In Islam, it is said that no one is safe from punishment, and while this may seem harsh, it somehow feels more logical to me.
How did Jesus suffer for the sins of Christians? By being beaten, humiliated, and nailed to the cross? I am not disputing that this is a terrible way to die, but in Islam, it is not certain that a sinner who died this way—even as a shahid (martyr), as Muslims say—saved even ONE PERSON, THEMSELVES. The suffering required to atone for the sins of billions of Christians would have to be so unimaginably horrific that Jesus would have had to endure at least the fourth or fifth level of Islamic Hell, not just the limited earthly suffering of a martyr.
There is also an explanation: God divided Himself into three hypostases, and as the Father, He knew everything, but as the Son, He was only a warner. But God (Allah) has given humans ‘aql (reason). Does He really ask His servants in Christianity to abandon their own reason to believe in something so doubtful, for which only very suspicious and far-fetched historical facts remain? Muslims know their Prophet through his contemporaries—they know which side he slept on, how he ate and drank, how he joked, and how he died. The Bible, however, was written by people who did not know Jesus during His lifetime. Islam recognizes all other prophets except for figures like Ezekiel, but for a Christian who tries to believe in the Trinity and encounters rational thought, continuing to believe in the Trinity without evidence will seem like an attempt to justify what they wish to be true.

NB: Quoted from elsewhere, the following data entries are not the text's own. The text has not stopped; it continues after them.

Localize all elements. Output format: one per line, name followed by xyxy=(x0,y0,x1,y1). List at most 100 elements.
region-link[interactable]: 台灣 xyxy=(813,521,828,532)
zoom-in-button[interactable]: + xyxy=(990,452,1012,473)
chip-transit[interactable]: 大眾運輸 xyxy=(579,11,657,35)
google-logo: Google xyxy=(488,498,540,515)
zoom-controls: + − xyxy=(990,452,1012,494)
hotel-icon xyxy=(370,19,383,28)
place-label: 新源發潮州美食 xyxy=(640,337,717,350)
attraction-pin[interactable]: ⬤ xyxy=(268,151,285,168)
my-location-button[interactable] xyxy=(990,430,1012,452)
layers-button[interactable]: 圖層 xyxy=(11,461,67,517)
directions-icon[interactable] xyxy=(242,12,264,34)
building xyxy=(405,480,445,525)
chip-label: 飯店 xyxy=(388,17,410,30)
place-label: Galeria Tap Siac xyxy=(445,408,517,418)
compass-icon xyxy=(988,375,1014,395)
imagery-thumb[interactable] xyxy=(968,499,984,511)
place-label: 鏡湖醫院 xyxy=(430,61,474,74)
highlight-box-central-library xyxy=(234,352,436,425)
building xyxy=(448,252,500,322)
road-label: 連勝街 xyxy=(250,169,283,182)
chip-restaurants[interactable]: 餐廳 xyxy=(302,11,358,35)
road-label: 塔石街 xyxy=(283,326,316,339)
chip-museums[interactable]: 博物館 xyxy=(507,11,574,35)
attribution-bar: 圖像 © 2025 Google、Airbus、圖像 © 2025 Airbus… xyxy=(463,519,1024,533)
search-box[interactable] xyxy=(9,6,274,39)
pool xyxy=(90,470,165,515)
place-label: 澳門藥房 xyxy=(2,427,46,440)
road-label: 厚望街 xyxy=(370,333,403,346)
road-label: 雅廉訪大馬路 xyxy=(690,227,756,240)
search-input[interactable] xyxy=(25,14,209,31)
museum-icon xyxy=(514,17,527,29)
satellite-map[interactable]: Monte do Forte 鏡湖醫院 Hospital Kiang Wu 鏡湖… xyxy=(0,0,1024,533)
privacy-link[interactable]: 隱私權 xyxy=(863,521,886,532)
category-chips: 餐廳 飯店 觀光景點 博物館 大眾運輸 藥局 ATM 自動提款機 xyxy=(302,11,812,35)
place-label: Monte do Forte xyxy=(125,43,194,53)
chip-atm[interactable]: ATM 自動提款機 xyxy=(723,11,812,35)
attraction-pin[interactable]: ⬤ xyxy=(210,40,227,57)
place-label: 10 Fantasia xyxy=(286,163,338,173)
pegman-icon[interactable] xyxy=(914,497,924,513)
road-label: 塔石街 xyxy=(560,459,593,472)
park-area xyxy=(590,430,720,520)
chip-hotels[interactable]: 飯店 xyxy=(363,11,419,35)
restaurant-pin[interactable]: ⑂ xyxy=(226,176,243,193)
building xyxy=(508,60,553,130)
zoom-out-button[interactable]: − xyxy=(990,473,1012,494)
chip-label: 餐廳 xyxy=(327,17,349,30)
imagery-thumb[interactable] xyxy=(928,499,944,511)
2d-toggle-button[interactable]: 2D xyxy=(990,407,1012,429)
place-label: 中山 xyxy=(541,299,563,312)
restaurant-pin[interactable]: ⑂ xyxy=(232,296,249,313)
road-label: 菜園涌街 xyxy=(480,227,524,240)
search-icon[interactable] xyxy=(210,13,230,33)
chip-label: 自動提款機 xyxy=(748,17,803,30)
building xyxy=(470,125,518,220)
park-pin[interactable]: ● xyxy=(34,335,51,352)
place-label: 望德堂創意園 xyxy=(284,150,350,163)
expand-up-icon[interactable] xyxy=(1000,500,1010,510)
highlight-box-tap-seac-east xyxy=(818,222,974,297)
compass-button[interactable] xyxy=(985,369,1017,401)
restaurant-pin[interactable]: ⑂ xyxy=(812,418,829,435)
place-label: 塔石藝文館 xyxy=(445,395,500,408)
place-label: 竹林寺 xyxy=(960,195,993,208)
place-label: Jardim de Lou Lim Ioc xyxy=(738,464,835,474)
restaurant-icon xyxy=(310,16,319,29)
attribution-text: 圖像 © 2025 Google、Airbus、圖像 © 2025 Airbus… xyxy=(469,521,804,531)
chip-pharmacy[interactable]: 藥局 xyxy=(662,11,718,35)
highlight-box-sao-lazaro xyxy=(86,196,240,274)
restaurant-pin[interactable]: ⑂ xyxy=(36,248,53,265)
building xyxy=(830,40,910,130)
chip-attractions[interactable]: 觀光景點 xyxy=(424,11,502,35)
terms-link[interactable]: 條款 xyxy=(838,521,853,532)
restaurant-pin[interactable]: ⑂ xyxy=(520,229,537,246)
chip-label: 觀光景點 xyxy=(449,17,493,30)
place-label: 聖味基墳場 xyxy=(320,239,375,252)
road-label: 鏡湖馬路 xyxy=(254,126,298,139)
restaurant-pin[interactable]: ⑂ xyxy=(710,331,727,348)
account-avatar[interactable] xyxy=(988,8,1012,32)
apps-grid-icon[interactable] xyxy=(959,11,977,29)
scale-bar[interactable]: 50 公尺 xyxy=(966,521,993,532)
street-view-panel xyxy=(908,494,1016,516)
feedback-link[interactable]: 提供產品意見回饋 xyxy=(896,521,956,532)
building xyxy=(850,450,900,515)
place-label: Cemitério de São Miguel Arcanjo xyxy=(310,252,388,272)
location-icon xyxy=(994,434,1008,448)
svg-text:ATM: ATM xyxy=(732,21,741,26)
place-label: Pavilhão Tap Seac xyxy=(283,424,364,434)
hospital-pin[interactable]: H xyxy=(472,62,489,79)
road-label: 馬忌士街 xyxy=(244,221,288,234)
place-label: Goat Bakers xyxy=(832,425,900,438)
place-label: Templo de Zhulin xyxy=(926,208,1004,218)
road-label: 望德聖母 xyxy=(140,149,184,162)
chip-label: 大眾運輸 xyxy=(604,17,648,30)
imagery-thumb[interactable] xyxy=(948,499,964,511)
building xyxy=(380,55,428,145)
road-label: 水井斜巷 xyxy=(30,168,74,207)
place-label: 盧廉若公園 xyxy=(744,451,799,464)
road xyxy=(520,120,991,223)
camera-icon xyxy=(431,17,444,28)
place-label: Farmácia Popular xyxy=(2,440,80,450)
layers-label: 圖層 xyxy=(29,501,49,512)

No Muslim is against loving the One God. Is my spirit my entire self? Is my eternal soul my entire existence? It is me and my qualities, which are not separate from me. I am not a trinity; I, like anyone else, am a person with qualities. No religion denies this.
I do not deny that I have an eternal self and a spirit, but this in no way proves the triune nature of God. How can the triune nature of a human possibly explain the triune nature of God? Can God have a first body, a soul, and a body after death? God will not die.
Muslims also have a worldly body, a soul, and that which will abide in the Hereafter (Akhirat). This is in no way connected to God.
Indeed, the words of God penetrate the hearts of believers; they are awed by the warnings and act righteously. However, other Christians have shown me texts that simply command to love the One God, and I agree with this. They ignored my arguments.
Please, I do not want to offend anyone. I am simply seeking a logical explanation for the Trinity. Wishing everyone well.